Let’s start with the key part of the question: “...on the Internet.” Because as everyone knows, there is no misleading or nonfactual information posted on the Internet. Oh, wait, sorry...the complete opposite is true. The Internet may well be one of the single greatest inventions in human history, ranking right up there with the wheel, sliced bread and the electric guitar, but it is also the home of every crackpot and snake-oil salesman in existence.
The most famous of the “dissension lists” is the Oregon Petition, created by chemist Art Robinson. In between his full-time job marketing home-schooling kits to help parents combat “socialism in the public schools,” Robinson also published a petition that contained what he claimed were more than 31,000 signatures of American scientists who opposed the climate change consensus “based on claims published in peer reviewed journals.”
That’s an awful lot of scientists, and it would be an impressive counter argument except for one tiny little detail: Anyone could sign the petition. And by anyone, I mean such scientific notables as Posh Spice and Luke Skywalker. Not to disparage Victoria Beckham, who after all may well by very knowledgeable on climatology, but she is not an “American scientist”. Heck, Luke Skywalker isn’t even from this planet. Or galaxy, for that matter.
The hardest part of perusing the list of signatories is trying to find anyone who actually is a working climate scientist. There are mechanical engineers, biochemists, metallurgists, various other types of engineers and people with college degrees in scientific fields. What is missing is a single working climate scientist who has been published in peer-reviewed journal.
Not all denialists rely on outright chicanery. Some are honest (statistically speaking, there have to be a few at least), just misinformed, such as physicist Henrik Svensmark of the Danish National Space Institute in Copenhagen. He’s been publishing papers for more than a decade that claim the rate of global warming is due to increased solar activity, not because of mankind. It should be noted he is not denying the existence of global warming (which far too many denialists do), just its root cause.
So, is he right? The simple answer is no, and that’s because of science. The entire point of the scientific method is to observe and duplicate. If your observations do not match with others, or your results cannot be duplicated, there is something wrong with your data and/or theory. Solar observations of coronal and surface activity show no signs of increased output towards the Earth (rather less, in fact). In addition, temperature observations of our own atmosphere show that while the lower atmosphere is heating up, the upper atmosphere is actually cooling, which would not be the case if the sun was heating up. In fact, such observations support the consensus that the observed rate of planetary warming is due to increased greenhouse gases.

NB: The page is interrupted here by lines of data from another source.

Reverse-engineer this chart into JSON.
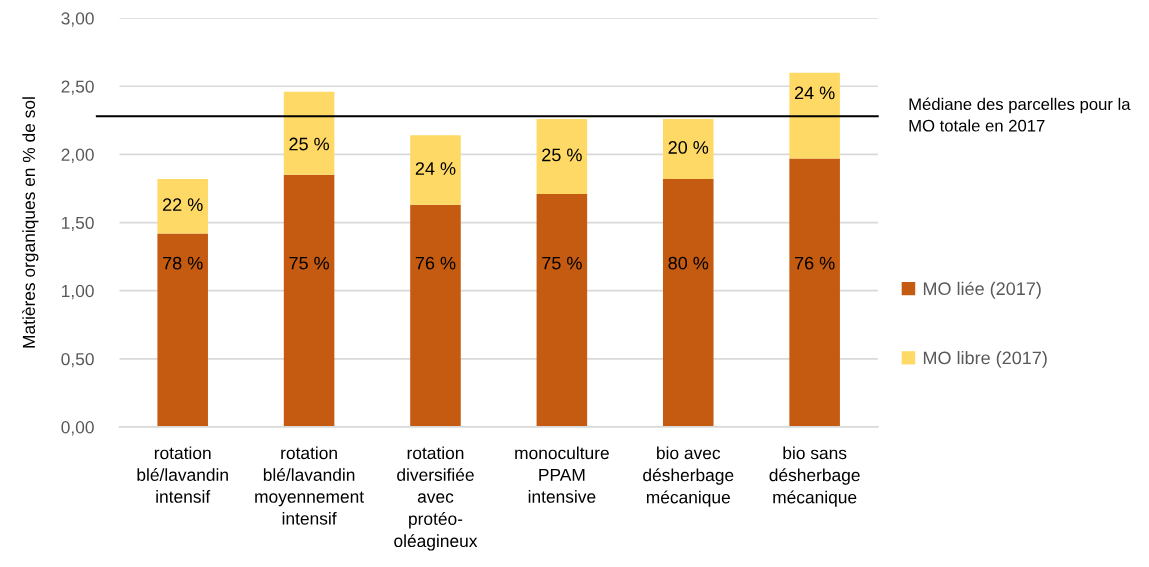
{
  "chart_data": {
    "type": "bar",
    "stacked": true,
    "ylabel": "Matières organiques en % de sol",
    "categories": [
      "rotation\nblé/lavandin\nintensif",
      "rotation\nblé/lavandin\nmoyennement\nintensif",
      "rotation\ndiversifiée\navec\nprotéo-\noléagineux",
      "monoculture\nPPAM\nintensive",
      "bio avec\ndésherbage\nmécanique",
      "bio sans\ndésherbage\nmécanique"
    ],
    "series": [
      {
        "name": "MO liée (2017)",
        "color": "#c55a11",
        "values": [
          1.42,
          1.85,
          1.63,
          1.71,
          1.82,
          1.97
        ]
      },
      {
        "name": "MO libre (2017)",
        "color": "#ffd966",
        "values": [
          0.4,
          0.61,
          0.51,
          0.55,
          0.44,
          0.63
        ]
      }
    ],
    "annotations": [
      "78 %",
      "75 %",
      "76 %",
      "75 %",
      "80 %",
      "76 %",
      "22 %",
      "25 %",
      "24 %",
      "25 %",
      "20 %",
      "24 %"
    ],
    "ylim": [
      0,
      3
    ],
    "yticks": [
      {
        "value": 0,
        "label": "0,00"
      },
      {
        "value": 0.5,
        "label": "0,50"
      },
      {
        "value": 1,
        "label": "1,00"
      },
      {
        "value": 1.5,
        "label": "1,50"
      },
      {
        "value": 2,
        "label": "2,00"
      },
      {
        "value": 2.5,
        "label": "2,50"
      },
      {
        "value": 3,
        "label": "3,00"
      }
    ],
    "ref_lines": [
      {
        "axis": "y",
        "value": 2.28,
        "label": "Médiane des parcelles pour la MO totale en 2017",
        "color": "#000000"
      }
    ],
    "grid": "y",
    "legend": "right"
  }
}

We could go on. And on and on and on. For every claim put forth by a climate change denialist, there is overwhelming evidence to disprove it. In researching this article, I wasn’t able to find a single claim that held up. Not one. And yet, according to the most recent survey by the Yale Project on Climate Change Communication, 23 percent of Americans do not believe in climate change.
More disturbingly, that number has increased by seven percent since April of 2013. Even more worrisome, the majority of Republican lawmakers in Congress also do not believe (or claim not to) and have blocked every legislative attempt to address the problem.
We are living on the slopes of Mount Vesuvius and the warning signs are clear. Yet we, as a nation, refuse to do anything about it. So who will really be to blame when our coasts are flooded, when our cities are devastated by ever-stronger storms and fires, when ever-larger portions of our planet are rendered inhabitable? It’s easy to blame the denialists, but if you don’t do anything to change the tide of history, the answer is as close as your bathroom mirror.
Can you really live with that? The clock is ticking. And it’s getting warmer.